The essence of Christianity from Father Alexander’s point of view is not in traditions and their sacralization, not in church antiquity and admiring it, but in the living presence of Resurrected Jesus. “He remained,” Father Alexander said shortly before his martyr death, “the greatest motive power of history — secretly, deeply He remained in the world. ‘I am with you always, even to the end of the age.’ He is risen from the dead to be present everywhere inside our life. And today each of us can find Him. He is not just a historical figure whom you may remember only to forget later. True, He lived 2,000 years ago. True, in 10 years we’ll celebrate 2,000th anniversary from His birth. But it’s not just so that He was: He is — and this is the whole mystery of Christianity, the clue to its power.”

Father Alexander was one of those people who are not afraid. He was not afraid of visiting hospitals, of visiting those who were seriously ill or dying, though it was strictly forbidden by the Soviet regime. He was not afraid of preaching and speaking about faith to unfamiliar people (the thing almost none of parochial priests did). More than that, he was not afraid of speaking about faith to children, which was considered a crime altogether. He was not afraid of the language of his epoch and unlike his confreres, other priests, he could (like apostle Paul) speak about Christ with “pagans” in the language of those “pagans.” Father Alexander was not afraid of synthesizing his predecessors’ experiences, though they were so different from one another and sometimes incompatible, and he did all this miraculously well, for he did it not on the level of a human being, but on the level of God’s love.

Deeply rooted in the tradition, knowing Orthodoxy not by a sort of bookish knowledge, but having grown in the catacombs of pre-war time, he was utterly directed toward the future. In his hands the Bible turned into a compass that rightly indicates the way to the times to come. This is indeed his feat.
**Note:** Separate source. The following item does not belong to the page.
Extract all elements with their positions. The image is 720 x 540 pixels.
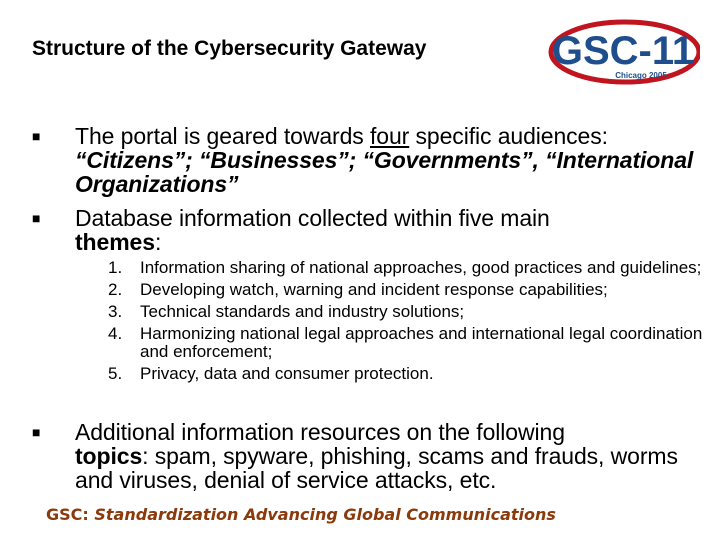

“Our country,” as his closest disciple Father Alexander Borisov said, “will in the majority of its people be proud of the fact, that under the circumstances of the Soviet regime, under those circumstances when all was against the emergence of such people as Father Alexander Men or such books that he had written, under those circumstances nevertheless such a wonderful man lived and revealed to us God’s love. Through love that God poured into his heart he has led and will still lead thousands and thousands of people to Christ, to the truth, to the good and to creation.”